Con relación al que fue cancerbero españolista no lo silbé en su día en el partido de liga, ya de blaugrana, ni tampoco le aplaudí entonces como hago con todo exjugador perico de trayectoria. Otra cosa es que no entiendo por qué el seleccionador Luis de la Fuente no lo convocó nunca cuando jugaba en el RCDE, con un ingreso extra de 5 millones de euros para el club por ello, y sí lo hace y le hace jugar su primer encuentro precisamente en el RCDE Stadium.
Podía haber debutado hacía tiempo o la semana anterior en Villarreal contra Serbia. No obstante, todo jugador que porta el escudo de España en su camiseta en ese partido será de mi equipo y lo arroparé al margen del club en el que juegue.
Que se pitara el himno egipcio es otro despropósito, aún mayor siendo un partido amistoso. Lamentablemente, esta falta de respeto se repite con cualquier otro equipo nacional que juegue y en cualquier campo de fútbol de aquí. No fue un episodio aislado, lo que no lo disculpa, pero tampoco silenciemos que es lo habitual en todas partes para cargar ahora las tintas sin referir los antecedentes.
La controversia del partido sigue presente y, probablemente, serán de futuro sus consecuencias. En el ámbito deportivo con una posible sanción económica de la FIFA a la FEF o con un cierre parcial de la grada en algún próximo encuentro.
No descarto otra sanción, esta silenciosa y notoria, para los aficionados catalanes de la “roja”. Quedarnos sin ver a la selección, no solo en el RCDE Stadium, sino en Cataluña, durante años. Ahora que se había roto el tabú, el independentismo tiene una buena ocasión para su gozo al poder dejar de ver como los catalanes animamos a España en competiciones deportivas en abarrotadas gradas.
A partir de ahora, se ha puesto el listón de exigencia y crítica muy alto. Fiscalía y Mossos han abierto diligencias para depurar posibles responsabilidades legales. ¿Qué sucederá cuando se silbe el himno de España en las finales de la Copa del Rey, se quemen banderas de nuestro país o se cante que “es español el que no bote”?
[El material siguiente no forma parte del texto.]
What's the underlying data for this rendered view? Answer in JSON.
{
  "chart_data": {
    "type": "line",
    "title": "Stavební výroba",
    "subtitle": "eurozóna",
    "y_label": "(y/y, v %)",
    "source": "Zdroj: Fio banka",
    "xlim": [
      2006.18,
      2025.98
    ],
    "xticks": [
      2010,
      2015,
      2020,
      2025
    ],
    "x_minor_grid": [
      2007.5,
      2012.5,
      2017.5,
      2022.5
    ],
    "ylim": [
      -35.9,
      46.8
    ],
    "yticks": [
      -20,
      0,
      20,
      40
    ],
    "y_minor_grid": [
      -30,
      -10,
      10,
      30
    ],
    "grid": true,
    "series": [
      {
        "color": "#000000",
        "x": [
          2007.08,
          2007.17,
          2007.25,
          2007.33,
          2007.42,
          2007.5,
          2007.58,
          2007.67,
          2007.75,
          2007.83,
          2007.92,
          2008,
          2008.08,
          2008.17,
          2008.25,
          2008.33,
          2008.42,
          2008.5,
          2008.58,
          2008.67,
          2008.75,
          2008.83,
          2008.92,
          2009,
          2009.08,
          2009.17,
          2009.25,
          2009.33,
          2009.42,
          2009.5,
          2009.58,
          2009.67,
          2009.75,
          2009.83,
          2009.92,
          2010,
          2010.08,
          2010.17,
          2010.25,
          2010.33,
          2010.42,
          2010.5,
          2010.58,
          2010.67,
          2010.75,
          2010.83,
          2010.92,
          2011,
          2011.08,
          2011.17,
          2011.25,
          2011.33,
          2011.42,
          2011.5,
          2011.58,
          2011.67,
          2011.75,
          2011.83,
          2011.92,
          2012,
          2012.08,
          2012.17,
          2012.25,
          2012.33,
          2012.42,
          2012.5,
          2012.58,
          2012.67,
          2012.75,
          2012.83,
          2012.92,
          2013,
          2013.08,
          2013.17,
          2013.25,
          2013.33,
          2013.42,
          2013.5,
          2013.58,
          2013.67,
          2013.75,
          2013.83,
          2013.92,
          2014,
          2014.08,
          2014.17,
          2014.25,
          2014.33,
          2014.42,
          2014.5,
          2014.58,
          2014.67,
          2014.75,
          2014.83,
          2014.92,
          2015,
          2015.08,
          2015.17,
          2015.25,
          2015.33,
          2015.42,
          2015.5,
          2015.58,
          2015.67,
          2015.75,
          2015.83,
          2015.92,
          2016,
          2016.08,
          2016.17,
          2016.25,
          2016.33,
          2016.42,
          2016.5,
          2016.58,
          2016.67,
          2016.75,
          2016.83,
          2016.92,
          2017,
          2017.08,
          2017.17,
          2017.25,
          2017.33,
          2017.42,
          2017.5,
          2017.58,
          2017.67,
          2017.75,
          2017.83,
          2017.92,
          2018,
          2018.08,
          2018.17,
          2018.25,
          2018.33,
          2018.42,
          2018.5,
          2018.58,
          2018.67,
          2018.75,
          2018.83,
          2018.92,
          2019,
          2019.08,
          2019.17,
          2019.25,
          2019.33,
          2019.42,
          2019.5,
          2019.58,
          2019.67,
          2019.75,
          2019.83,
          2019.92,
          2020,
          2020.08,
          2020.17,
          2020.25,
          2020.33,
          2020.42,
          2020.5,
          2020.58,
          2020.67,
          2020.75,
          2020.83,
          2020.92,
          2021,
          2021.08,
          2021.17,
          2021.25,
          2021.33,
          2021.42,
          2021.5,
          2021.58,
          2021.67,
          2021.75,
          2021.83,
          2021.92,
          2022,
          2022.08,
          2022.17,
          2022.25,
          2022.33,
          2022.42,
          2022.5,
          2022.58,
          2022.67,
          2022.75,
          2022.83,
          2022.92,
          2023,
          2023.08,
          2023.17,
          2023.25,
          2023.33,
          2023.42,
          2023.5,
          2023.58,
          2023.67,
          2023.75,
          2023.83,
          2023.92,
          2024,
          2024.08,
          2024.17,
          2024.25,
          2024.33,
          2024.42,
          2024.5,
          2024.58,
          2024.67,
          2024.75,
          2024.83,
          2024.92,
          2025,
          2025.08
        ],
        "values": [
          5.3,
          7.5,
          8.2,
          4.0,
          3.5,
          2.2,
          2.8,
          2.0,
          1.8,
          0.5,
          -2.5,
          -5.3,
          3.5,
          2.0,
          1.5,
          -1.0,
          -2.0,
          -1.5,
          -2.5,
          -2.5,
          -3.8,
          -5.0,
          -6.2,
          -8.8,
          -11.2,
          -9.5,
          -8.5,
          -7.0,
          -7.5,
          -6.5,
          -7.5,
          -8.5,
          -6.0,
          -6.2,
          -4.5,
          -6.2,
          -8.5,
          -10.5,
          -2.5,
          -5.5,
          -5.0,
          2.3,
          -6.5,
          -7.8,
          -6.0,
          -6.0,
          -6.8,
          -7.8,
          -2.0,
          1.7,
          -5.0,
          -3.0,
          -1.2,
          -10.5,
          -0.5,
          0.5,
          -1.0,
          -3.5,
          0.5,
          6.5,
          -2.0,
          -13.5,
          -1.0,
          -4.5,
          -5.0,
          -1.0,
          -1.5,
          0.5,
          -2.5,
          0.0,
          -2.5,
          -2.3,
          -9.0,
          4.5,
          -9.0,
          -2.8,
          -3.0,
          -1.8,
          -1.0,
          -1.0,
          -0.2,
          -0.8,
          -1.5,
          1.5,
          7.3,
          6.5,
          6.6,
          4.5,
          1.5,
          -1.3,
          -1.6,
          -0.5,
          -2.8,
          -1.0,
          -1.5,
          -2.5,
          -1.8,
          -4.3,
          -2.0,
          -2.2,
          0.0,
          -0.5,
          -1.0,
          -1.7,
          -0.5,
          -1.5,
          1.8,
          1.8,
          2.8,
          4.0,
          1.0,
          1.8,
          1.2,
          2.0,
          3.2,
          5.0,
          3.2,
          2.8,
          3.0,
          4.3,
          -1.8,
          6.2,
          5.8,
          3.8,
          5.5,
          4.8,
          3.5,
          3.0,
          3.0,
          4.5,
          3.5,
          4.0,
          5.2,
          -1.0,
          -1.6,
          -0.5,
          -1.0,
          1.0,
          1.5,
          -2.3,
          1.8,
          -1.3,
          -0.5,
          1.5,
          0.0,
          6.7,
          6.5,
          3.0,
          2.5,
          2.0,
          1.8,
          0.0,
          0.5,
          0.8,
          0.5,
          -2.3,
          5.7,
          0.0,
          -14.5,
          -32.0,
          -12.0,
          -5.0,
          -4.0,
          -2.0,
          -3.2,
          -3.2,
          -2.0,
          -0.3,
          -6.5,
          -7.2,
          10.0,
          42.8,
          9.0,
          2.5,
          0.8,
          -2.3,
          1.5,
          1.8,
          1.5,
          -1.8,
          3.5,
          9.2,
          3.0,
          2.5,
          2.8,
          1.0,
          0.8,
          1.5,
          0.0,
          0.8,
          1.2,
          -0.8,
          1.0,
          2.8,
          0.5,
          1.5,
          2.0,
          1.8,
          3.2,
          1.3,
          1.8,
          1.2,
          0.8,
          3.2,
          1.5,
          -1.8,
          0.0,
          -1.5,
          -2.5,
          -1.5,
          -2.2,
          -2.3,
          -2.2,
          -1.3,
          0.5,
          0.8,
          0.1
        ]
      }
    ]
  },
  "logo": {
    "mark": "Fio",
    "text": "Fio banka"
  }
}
Hasta la fecha estas actitudes eran amparadas por el independentismo y otras voces progresistas como fruto de la libertad de expresión. No se calificaba ese brote de confrontación y semilla de odio de comportamiento xenófobo o racista.
Son los mismos que ahora se rasgan las vestiduras, se indignan y atronadoras son sus quejas, junto a aquellos otros que antes guardaban un silencio elocuente. Por cierto, en determinados campos del Norte y en partidos de liga, las consignas abertzales y proetarras no son una excepción, pese a que se silencian.
Ojalá que lo acaecido en el España-Egipto sirva para imponernos la obligada norma de respeto de no pitar himnos nacionales, ya lo haremos cuando el equipo contrario tenga la pelota, y sirva para erradicar los cánticos menospreciadores u ofensivos desde la grada.
Que sirva, además, para que no haya una doble vara de medir y de calificar. Si ante pitos y cánticos u otras actitudes de Cornellá se han activado mecanismos de respuesta judicial y policial, hágase siempre lo mismo sin excepciones y con todo y con todos, incluso si se canta “es católico el que no bote”.
No puede ser de otra manera. O todos moros o todos cristianos.